Мы вышли на край бульвара, где высились старинные, восстановленные, как исторические памятники, бастионы. Громадные чугунные стволы старых орудий молча смотрели сквозь амбразуры валов. Горы круглых ядер высились по сторонам, а внизу, за обрывом неясно сверкали сотни огоньков городских окраин.
Влево, за темнеющей гладью бухты, высоко за полосой огоньков Корабельной стороны, на темном южном небе, в серебристом свете луны обрисовывался плоский купол страшного Малахова Кургана.
Давно, давно, 70 лет тому назад, эта твердыня, каждая пядь которой пропитана человеческой кровью, в течение 11 тяжелых месяцев героически защищала осажденный Севастополь.
И несколько лет тому назад, прощаясь с севастопольской дружиной, наш Старший Скаут, О. И. Пантюхов, с полным правом мог сказать:
— Вам есть с кого брать пример выполнение своего долга. Будьте стойки и мужественны, как славные защитники Севастополя.
И вот, они сейчас выполняют прощальный завет своего старшего друга…
Мы присели на скамью на краю обрыва. Старая начальница задумчиво смотрела на мирную картину спящего города. Мы долго молчали, погруженные в свои думы.
— Я знаю, Лидия Константиновна, — прервал я молчание, — что все это невеселые перспективы. Но что-ж делать? Мне уж не отойти в сторону. Нити моей жизни и сердца слишком тесно переплетены со скаутингом…
— А ваше будущее? — так же тихо спросила княжна. — А что же дальше? Вы думали над этим?..
— Моя фантазия в этом направлении рисует только мрачные краски. Невеселые годы, что и говорить. И угораздило же нас родиться в такое неудачное время! Наблюдать за всем этим со стороны, или читать в истории или романе, может быть, было бы и интересно. Но переживать все это на собственной шкуре… Бррр…
Лидия Константиновна невесело рассмеялась.
— Завидую я вам, Борис Лукьянович. У вас еще есть будущее, ибо есть молодость. Мне, одинокой старухе, до сих пор скауты заменяли семью. Но вот, и семья эта, такая дорогая мне, — под жестоким ударом. А помочь не могу — нет сил… И вот, любимое дело — работа с детьми — разваливается, грязнится. Кругом нужда и голод. А впереди что? Ведь не верю я ни на грош в обещание земного социалистического рая. Так, кровью и слезами, рай не строят…

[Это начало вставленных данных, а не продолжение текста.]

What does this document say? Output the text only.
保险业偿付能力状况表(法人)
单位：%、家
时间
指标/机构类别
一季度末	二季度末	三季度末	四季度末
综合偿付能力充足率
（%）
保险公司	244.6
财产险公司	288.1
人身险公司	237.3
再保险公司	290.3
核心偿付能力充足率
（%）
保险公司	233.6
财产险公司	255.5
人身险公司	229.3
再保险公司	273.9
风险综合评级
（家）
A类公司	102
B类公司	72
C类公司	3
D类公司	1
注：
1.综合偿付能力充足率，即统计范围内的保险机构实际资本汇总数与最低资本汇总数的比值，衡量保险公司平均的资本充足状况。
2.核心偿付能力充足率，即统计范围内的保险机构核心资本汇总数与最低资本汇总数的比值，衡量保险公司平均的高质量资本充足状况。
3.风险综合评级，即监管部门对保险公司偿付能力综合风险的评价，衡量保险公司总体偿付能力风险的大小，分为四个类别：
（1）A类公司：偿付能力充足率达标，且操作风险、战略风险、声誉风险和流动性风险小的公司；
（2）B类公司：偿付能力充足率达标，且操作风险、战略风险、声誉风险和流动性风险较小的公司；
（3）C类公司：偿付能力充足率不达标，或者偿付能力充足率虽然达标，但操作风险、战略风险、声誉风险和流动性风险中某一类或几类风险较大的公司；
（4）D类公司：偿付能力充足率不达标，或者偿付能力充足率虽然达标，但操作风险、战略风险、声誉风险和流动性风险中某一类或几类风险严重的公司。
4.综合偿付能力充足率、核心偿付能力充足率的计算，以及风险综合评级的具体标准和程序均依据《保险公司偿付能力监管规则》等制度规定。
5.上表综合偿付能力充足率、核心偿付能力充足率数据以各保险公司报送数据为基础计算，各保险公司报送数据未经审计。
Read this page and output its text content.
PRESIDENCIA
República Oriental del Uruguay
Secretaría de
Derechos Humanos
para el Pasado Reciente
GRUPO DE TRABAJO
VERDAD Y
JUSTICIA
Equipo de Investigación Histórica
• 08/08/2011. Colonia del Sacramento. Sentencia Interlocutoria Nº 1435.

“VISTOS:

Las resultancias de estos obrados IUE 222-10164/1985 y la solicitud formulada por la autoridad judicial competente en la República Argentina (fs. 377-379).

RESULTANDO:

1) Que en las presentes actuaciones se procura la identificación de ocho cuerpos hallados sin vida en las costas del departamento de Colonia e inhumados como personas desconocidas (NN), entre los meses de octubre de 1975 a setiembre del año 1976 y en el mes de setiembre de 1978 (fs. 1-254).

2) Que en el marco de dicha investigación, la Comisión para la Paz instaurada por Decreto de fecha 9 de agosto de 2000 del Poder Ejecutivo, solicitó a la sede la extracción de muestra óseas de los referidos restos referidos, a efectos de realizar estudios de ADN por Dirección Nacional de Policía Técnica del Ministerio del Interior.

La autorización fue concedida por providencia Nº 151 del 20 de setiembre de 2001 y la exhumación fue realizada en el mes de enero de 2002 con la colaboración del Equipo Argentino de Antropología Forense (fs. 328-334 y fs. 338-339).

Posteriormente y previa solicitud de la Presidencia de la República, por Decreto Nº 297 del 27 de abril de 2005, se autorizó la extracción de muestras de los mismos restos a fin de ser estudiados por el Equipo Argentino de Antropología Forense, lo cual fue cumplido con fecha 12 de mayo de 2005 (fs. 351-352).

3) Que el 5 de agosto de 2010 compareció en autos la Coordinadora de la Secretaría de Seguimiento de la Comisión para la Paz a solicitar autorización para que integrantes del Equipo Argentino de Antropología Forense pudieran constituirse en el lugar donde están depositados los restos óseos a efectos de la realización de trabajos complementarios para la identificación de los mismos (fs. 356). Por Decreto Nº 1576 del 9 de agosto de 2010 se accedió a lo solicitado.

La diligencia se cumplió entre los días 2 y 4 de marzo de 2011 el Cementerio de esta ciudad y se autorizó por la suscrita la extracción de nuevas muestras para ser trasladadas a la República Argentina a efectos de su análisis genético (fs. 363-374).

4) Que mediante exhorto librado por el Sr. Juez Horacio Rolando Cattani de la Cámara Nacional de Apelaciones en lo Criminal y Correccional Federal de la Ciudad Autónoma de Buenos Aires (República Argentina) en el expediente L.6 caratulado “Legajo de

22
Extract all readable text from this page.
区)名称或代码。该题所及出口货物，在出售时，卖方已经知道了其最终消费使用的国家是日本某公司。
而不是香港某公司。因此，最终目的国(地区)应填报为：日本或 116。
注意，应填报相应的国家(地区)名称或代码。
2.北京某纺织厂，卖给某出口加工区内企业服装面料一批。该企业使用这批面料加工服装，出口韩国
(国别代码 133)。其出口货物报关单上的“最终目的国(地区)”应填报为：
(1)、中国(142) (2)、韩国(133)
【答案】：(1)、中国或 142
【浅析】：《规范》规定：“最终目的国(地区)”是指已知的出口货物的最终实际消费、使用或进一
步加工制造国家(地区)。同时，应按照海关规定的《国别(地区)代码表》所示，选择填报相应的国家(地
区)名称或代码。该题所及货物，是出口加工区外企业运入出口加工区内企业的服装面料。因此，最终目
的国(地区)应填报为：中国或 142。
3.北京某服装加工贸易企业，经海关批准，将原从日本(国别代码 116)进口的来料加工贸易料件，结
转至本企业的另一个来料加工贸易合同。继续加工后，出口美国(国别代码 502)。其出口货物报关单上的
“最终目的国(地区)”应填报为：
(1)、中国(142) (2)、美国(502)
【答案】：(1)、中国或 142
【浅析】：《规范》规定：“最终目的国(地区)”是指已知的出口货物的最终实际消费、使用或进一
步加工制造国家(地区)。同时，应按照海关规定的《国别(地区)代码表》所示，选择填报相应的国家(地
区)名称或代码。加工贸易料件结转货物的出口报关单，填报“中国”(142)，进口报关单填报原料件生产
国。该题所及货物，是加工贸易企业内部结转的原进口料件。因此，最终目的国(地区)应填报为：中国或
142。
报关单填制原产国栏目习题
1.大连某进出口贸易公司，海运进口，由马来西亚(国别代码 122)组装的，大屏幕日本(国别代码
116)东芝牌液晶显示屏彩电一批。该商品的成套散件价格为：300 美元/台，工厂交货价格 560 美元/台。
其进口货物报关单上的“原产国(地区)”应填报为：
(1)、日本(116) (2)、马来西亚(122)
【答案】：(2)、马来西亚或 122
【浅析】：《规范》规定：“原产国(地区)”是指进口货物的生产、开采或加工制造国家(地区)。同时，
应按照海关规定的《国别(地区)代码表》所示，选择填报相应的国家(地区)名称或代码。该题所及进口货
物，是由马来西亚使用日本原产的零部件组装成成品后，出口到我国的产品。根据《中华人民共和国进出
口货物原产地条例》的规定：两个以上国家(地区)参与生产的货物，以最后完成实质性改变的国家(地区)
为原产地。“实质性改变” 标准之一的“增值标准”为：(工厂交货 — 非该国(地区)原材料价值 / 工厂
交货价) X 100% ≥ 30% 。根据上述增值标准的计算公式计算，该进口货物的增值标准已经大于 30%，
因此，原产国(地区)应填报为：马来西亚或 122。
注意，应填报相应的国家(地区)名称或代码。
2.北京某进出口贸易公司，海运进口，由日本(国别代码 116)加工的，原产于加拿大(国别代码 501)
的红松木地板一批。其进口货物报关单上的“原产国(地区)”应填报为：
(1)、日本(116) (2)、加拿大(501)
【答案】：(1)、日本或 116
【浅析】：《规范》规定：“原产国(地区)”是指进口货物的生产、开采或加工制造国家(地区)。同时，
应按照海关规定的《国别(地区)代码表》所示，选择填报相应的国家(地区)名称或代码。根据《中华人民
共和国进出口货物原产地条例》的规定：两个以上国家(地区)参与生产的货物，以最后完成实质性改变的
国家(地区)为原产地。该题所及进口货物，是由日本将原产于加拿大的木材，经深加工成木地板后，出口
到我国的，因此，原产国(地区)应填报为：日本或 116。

Мы замолчали опять. Над тихой гладью бухт пронеслись чистые ясные удары склянок морских судов. Еще и еще. То мягче, то звонче мелодично перекликались рынды кораблей, и мягкие волны звуков заливали окружающее молчание.
— Счастливец вы, Борис Лукьянович, — грустно вздохнула старая начальница. — У вас есть хоть силы и вера для борьбы. А у меня, с уходом скаутов, ничего не остается в жизни. И бороться за них у меня нет уже сил. Последние взяла революция. Боже мой! Боже мой! Сколько горя, сколько страданий! И зачем?
Живая пыль
Человек, осушивший слезы ребенка и вызвавший на его лице улыбку, в сердце Милостивого Будды значит больше человека, выстроившего самый великолепный храм.
Охотники за черепами
— Отваливай!
Сильные, молодые руки упираются в багры, и между шлюпками и деревянной пристанью Яхт-Клуба протягивается изумрудная дорожка морской глади, искрящейся в горячих отвесных лучах южного солнца.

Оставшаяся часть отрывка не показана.